Four Basic Steps to Preventing a Cyber ​​Attack

Companies increase their productivity by using technology in every field. Each unit, such as sales, marketing, R&D, purchasing, human resources, produces, processes or uses information. While digitalization turns into a valuable benefit if it is used well with accurate tools, if cyber security measures are not actually established, valuable problems may arise due to easy negligence. E.g; an employee inserted an infected personal USB stick into his company device and suddenly something bad happened, or an accounting officer carelessly opened an email he shouldn’t have opened. When you encounter such a situation, have you installed the necessary systems in your company to detect the problem? Your plan of action against an undesirable event; Do you have an incident response plan?
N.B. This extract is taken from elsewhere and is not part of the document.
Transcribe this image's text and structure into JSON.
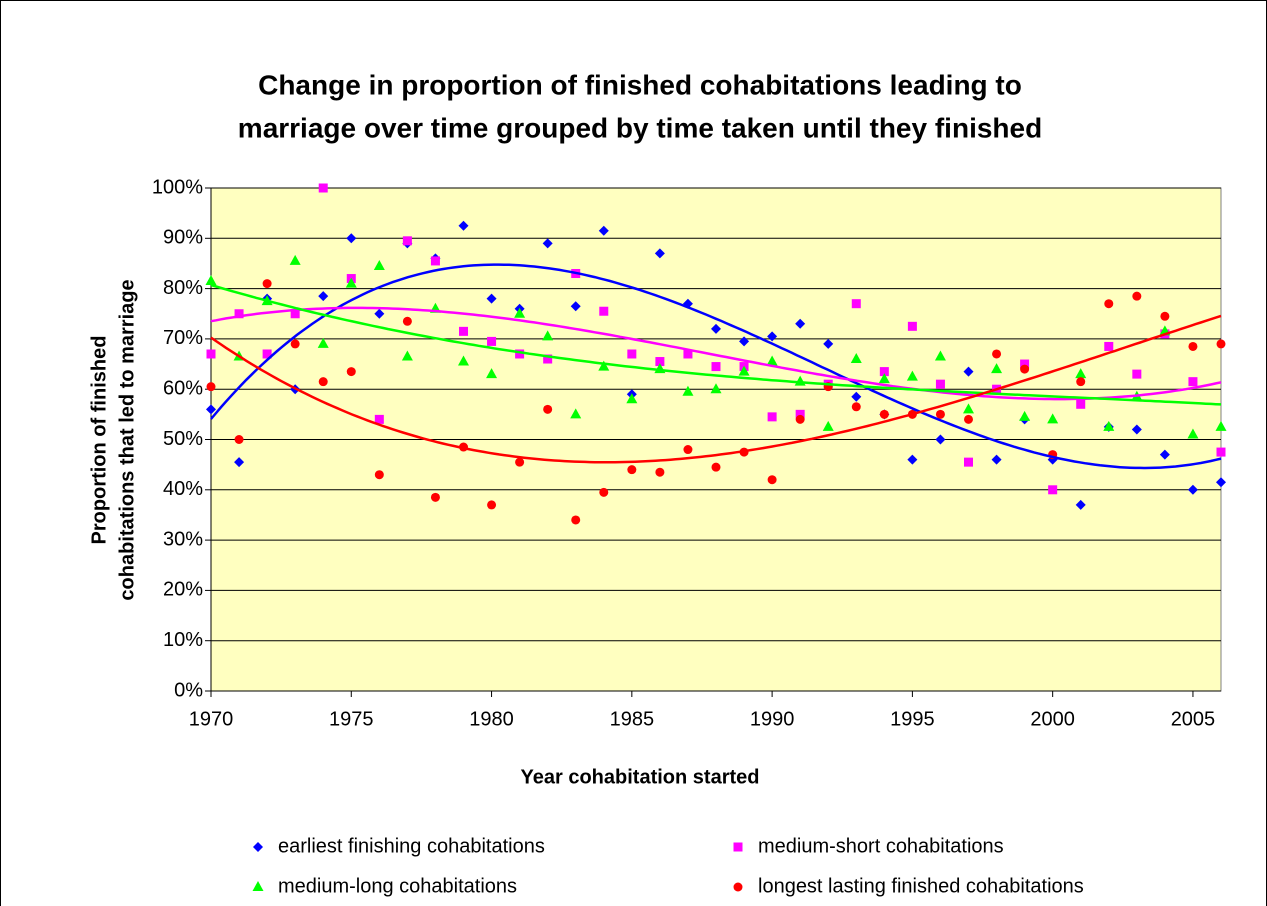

ESET experts informed companies about the basic steps that can be a roadmap against such situations.

1. Preparation Phase

Before a random event occurs, it is valuable to set up appropriate security controls to minimize the problems that may occur in the first place. Configuration, maintenance and security of the corporate network should be done. This includes keeping servers, operating systems, and applications up-to-date, configuring them properly, and hardening them with lousy software enclosure. Make sure employees receive training.

A valuable module in setting up your network is making sure you have all the necessary monitoring and logging tools in place to collect and analyze events happening in your network. An incident response group should be established and it should be decided whether this team will be formed internally or externally. You should also calculate the resources and budget you need to allocate for the decision you will take. Another point of the preparatory step is the reinforcement groups. You should also keep in mind that legal counsel and public interest groups are also important to manage any contact with the media, partners, clients and/or law enforcement agencies regarding a potential event.

2. Detection and Analysis

At this stage, incident response analysts bring their knowledge, experience and logical thinking to understand exactly what is happening on the network and what can be done, with the wide variety of information formats available to them by all monitoring tools and logs. The analyst’s job is to relate events to recreate the sequence of events that caused the problem. For this, you will need to have tools that you can use and support you. ESET Enterprise Inspector will support your endpoint detection and response analysis efforts in this context, by automatically flagging suspicious events and recording entire process trees for further investigation by incident responders.

3. Deterrence, Extermination and Recovery

In the third phase, the security incident response team decides on the method it will use to stop the further spread of detected threats. Should a server be shut down, an endpoint isolated, or certain services stopped? The precautionary strategy chosen should take into account the preservation of evidence and the possibility of further damage during the course of the containment. Often this means isolating threatened systems, partitioning the modules of the network, or putting the affected machines in a Sandbox. Sandbox has the advantage of providing more monitoring of the threat and more evidence gathering. However, there is a danger of further damage to a threatened host while in the sandbox.


Legal counsel may decide that the intervention team should gather and document as much evidence as possible. In this case, the transfer of proofs from individual to individual should be meticulously recorded. When malicious software is detected, it should be deleted from threatened systems. User accounts may need to be disabled, closed, or reset. Vulnerabilities must be patched, systems and documents must be restored from clean backups, passwords must be changed, firewall rules must be tightened. Full return to normal business operations may take months, depending on the event. In the short term, increased or more fine-grained logging and monitoring settings should be made so that IT administrators can avoid a repeat event. In the longer term, more extensive infrastructure changes could be seen that will help transform the network into a more reliable one.

4. Post Event Activity

The response team should provide and document an incident structure and timeline. This helps to understand the root cause of the event and what can be done to prevent a recurrence or similar event. This one-on-one is the time for all groups to review the effectiveness of the processes and procedures used, identify gaps in connectivity and collaboration challenges, and seek opportunities to add efficiency to the current incident response plan. Finally, the administration must decide on the policy of keeping the evidence collected during the incident. Therefore, do not erase hard drives without first contacting your legal department. Multiple organizations archive event logs for two years to ensure regulatory compliance.

If you want to complement your incident response toolkit with powerful investigation capabilities, you can try ESET Enterprise Inspector.